The Federation of Professional Athletes, a member of the AFL-CIO, has announced the formation of an organization sure to warm Sylvester Stallone's heart: the Committee to Organize Professional Boxers in the U.S. Pointing out that boxing, unlike other major sports, has no pension program, health plan or benefits package, the federation says its new union will give boxers "a say in their own destiny."
We say it's about time—and predict that a pugilistic picket line will be one no one's going to cross.
As another season of the pro bowlers' tour gets rolling this week, the sport is gaunt and sickly beneath its oversized shirt. Bowling is still a hugely popular sport, played by more than 80 million Americans. But the number of league-registered bowlers has declined steadily over the past 15 years, high rents and low profits have forced hundreds of bowling centers out of business, and now the tour, the Professional Bowlers Association's showcase and a weekend TV fixture since the 1950s, is veering toward the gutter.
ABC has aired the tour for 33 straight years. Though the network renewed its contract with the PBA for 1995, it did so at a drastically reduced rights fee—$700,000 for 14 tournaments, rather than the $3.52 million for 24 tournaments it paid under its previous deal. Meanwhile the tour, which depends on the willingness of title sponsors to pay grandly for ad time and exposure on its broadcasts, has failed to find corporate backing for two of its 15 winter events. The sport's crown jewel, the Tournament of Champions, recently had to find its third sponsor in as many years. And True Value just ended its 12-year affiliation with the tour. The drought in sponsorship dollars has reduced purses, which, in tandem with steeper entry fees, has led many bowlers to cut back their participation or retire.
"Ratings aren't a problem," says ABC senior vice president Dennis Lewin, who points out that bowling still dominates its Saturday time slot. "Revenues are." The sport survived a lean summer tour, aired by ESPN, during which only two of eight events attracted title sponsors. (There's nothing so great about the Greater Wabash Open: the name simply means no sponsor has anted up the money to call it the Waddle Widget Wabash Open.) PBA commissioner Mike Connor is trying to get the bowling industry to consider each tour telecast a 90-minute promo for the sport and agree to sponsor it, just as golf-equipment manufacturers support their game. But much of the industry has balked, perhaps because it's busy enough trying to keep the bowling center from going the way of the drive-in theater.
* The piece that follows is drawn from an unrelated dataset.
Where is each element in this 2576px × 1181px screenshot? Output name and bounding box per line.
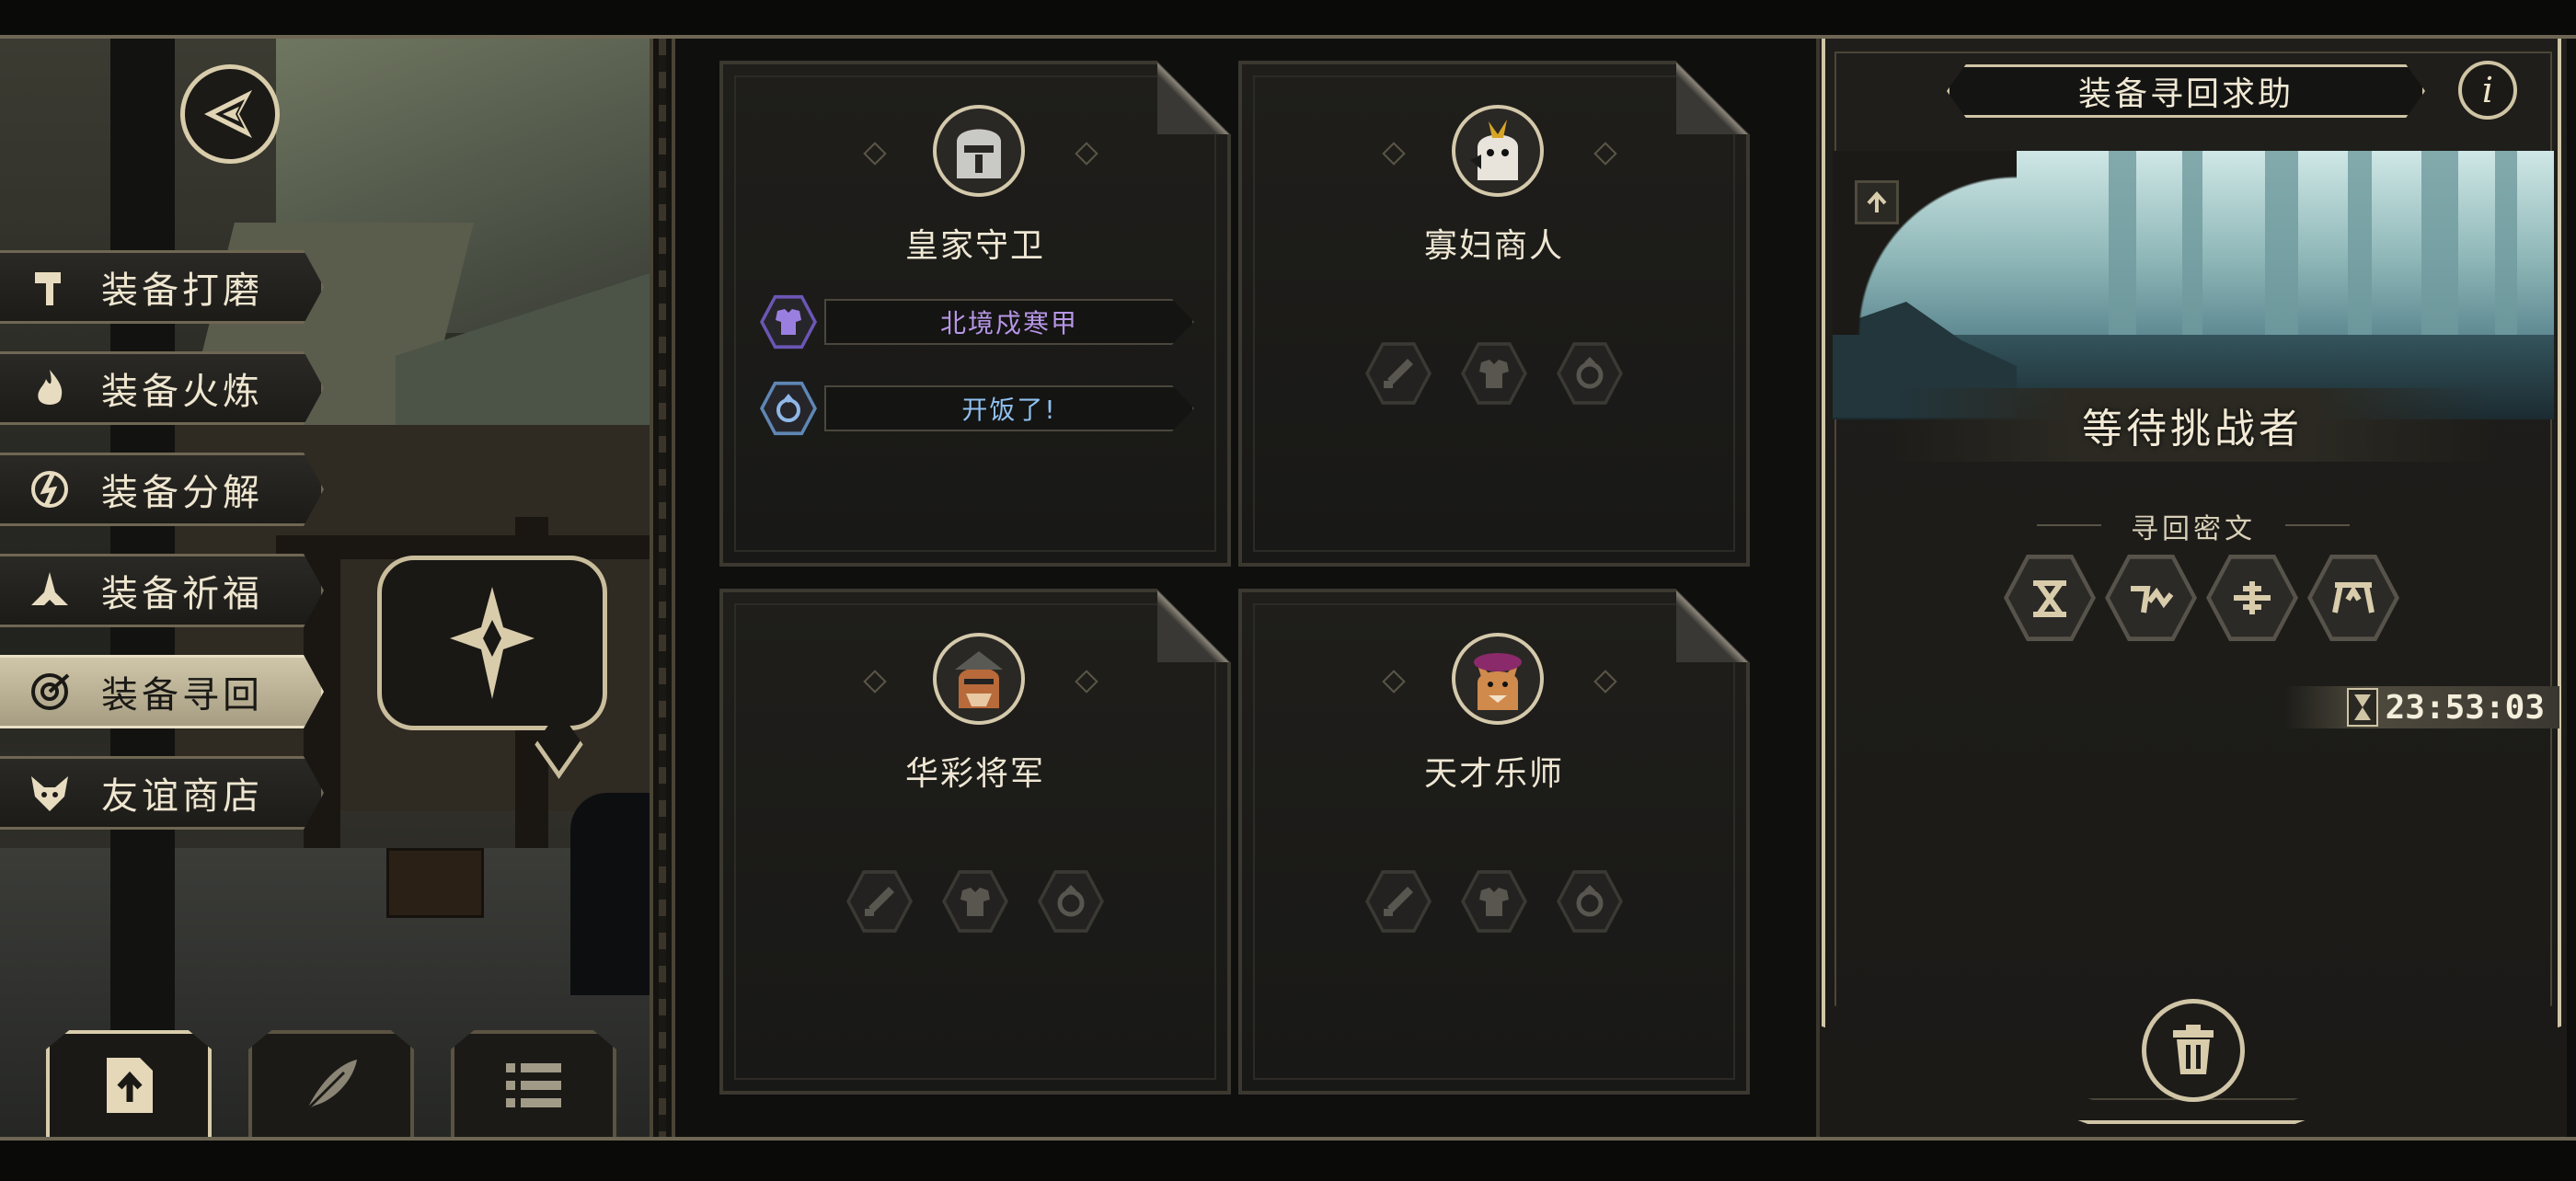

Connor has already cut staff, eliminated events and resorted to such fanciful innovations as last year's staging of the Split Fire Spark Plug Open on temporary lanes in the Erie (Pa.) Civic Center, where some 4,200 raucous fans watched the final. This season at least five tour finals will be held at similar sites. SplitFire was delighted by the change of venue. "It was like being at a hockey game," says one company executive. Of course, given the recent state of hockey, that may not be the most auspicious analogy.
Bill Russell and Wilt Chamberlain went at it again on Sunday, mano a mano, John Hancock a John Hancock, in the shadow of the John Hancock—Tower, that is—in Boston. The occasion was a memorabilia show at Boston College High, where they signed autographs at tables separated only by a yellow curtain. But while Wilt's signature went for a minimum of $75, depending on the object being signed, Russell, who is notorious for refusing to take up a pen, commanded $295 to $995 per and raked in about $150,000, of which he reportedly received "the largest chunk." Not bad for four hours', ahem, work.
We can hear the Russell cackle from here. Russ gets the better of Wilt. Again.